I ministri Clini e Passera smentiscano o confermino le anticipazioni sul Quinto Conto Energia trapelate nei giorni scorsi. Lo chiedono a una voce le associazioni ANIE-GIFI, APER, Assosolare e Asso Energie Future, che hanno inviato una lettera ai due esponenti del governo Clini e Passera per ottenere informazioni “chiare e inequivocabili” sul provvedimento in materia di incentivi al fotovoltaico.

A spingere le associazioni a presentare una richiesta di chiarimenti è stata la diffusione, nei giorni scorsi, di diverse versioni dello schema di Conto Energia, che hanno creato “incertezza e sfiducia tra gli operatori del settore”, già provati dai ripetuti cambiamenti normativi degli ultimi mesi.

Un nuovo Conto Energia, dopo altre due discipline adottate in meno di 18 mesi e di cui gli operatori del settore stanno ancora pagando le conseguenze, avrebbe effetti fortemente destabilizzanti per l’intero comparto – scrivono le associazioni – Ancora una volta verrebbero minacciati gli investimenti in corso così come la sopravvivenza della filiera italiana delle rinnovabili.
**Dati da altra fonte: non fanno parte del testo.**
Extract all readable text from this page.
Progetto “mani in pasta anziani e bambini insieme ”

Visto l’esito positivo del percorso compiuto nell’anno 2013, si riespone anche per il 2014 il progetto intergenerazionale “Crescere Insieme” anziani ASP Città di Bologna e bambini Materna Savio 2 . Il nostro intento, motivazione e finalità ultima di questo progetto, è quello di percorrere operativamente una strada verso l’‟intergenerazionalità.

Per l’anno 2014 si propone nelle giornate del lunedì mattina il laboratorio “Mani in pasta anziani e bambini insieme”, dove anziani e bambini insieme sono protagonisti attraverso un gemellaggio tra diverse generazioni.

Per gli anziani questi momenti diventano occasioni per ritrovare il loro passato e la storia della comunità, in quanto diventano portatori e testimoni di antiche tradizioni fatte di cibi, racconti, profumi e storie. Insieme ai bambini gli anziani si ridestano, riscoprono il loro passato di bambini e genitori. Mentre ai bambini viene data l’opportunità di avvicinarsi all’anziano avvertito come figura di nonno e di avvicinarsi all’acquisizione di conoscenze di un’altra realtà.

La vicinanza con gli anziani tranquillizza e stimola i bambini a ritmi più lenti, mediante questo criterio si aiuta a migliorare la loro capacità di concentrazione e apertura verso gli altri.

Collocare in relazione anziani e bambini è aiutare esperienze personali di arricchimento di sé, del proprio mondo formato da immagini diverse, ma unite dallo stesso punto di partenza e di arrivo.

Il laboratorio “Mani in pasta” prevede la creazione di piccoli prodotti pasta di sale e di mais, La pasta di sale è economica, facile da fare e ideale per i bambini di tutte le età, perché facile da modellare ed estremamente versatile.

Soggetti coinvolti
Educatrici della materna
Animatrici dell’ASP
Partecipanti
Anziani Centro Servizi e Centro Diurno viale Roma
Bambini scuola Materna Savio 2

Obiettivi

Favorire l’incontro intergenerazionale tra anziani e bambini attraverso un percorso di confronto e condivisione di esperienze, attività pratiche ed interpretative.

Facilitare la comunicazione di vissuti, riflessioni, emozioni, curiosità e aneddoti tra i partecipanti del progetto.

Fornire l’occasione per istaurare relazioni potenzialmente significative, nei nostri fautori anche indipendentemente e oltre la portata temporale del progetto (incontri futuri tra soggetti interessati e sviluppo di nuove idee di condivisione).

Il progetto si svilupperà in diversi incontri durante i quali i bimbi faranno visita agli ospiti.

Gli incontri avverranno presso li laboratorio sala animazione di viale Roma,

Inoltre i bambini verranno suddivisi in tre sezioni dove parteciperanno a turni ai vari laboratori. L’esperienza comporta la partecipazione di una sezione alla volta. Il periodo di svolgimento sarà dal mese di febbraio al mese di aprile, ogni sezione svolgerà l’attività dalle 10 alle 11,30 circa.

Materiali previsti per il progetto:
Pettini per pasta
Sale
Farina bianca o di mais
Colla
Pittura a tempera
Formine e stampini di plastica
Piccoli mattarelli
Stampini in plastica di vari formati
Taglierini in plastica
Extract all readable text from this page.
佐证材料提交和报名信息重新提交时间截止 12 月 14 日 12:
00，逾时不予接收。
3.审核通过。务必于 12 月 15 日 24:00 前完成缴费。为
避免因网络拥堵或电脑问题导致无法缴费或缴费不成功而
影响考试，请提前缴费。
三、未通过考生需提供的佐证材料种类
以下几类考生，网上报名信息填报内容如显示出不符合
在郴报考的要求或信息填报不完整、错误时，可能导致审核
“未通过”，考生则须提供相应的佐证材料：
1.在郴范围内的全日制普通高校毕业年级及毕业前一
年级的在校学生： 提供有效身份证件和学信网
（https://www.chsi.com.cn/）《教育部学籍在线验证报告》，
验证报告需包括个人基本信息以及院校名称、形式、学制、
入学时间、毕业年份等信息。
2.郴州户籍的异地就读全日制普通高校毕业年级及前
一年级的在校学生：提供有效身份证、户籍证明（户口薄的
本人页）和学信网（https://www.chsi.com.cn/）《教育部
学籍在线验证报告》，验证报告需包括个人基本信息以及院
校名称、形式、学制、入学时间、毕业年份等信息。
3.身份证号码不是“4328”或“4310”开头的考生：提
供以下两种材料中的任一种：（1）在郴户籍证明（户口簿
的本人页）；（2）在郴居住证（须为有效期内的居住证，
Di qui la decisione di ANIE/GIFI, APER, Assosolare e Asso Energie Future di chiedere chiarimenti ai ministri competenti in materia. Nella loro lettera, inoltre, le associazioni hanno ribadito la loro disponibilità a partecipare a un tavolo di lavoro con il governo. Il confronto, spiegano gli operatori, dovrebbe aprirsi con un incontro e con la consegna, da parte dei ministri, del testo attualmente al vaglio dei tecnici.

In uno scenario futuro dove tutto sarà basato sullo sviluppo delle smart grid e delle smart cities – concludono le sigle dell’energia pulita – il settore delle rinnovabili e del solare fotovoltaico possono contribuire allo sviluppo del Paese e alla sua indipendenza energetica.

29 marzo 2012
I vostri commenti
lui la plume, venerdì 30 marzo 2012 alle10:52 ha scritto: rispondi »

Felicissimo dei risultati del referendum (che non ha tolto solo il nucleare) devo tuttavia osservare che se quanti erano favorevoli al nucleare si fossero astenuti .... il quorum non ci sarebbe stato (per un 2% vaso a memoria) niente risultati bulgari ... una sostanziale parita'. 

toni, giovedì 29 marzo 2012 alle21:46 ha scritto: rispondi »

Quanto ci vorrà a capire che Passera,Clini e tutto il governo Monti non ha alcuna intenzione di cambiare il modello di sviluppo. Sono l'espressione massima della finanza mondiale che non ha nessuna intenzione di fare torti ai poteri forti,quali le lobbies dell'energia e del petrolio. Il settore dell'energie rinnovabili che negli ultimi 5 anni ha creato lavoro come nessun altro settore,sta miseramente naufragando per colpa di questa banda di ciechi banchieri...non ci fosse stato un referendum dai risultati bulgari,riproporrebero con decisione il nucleare civile!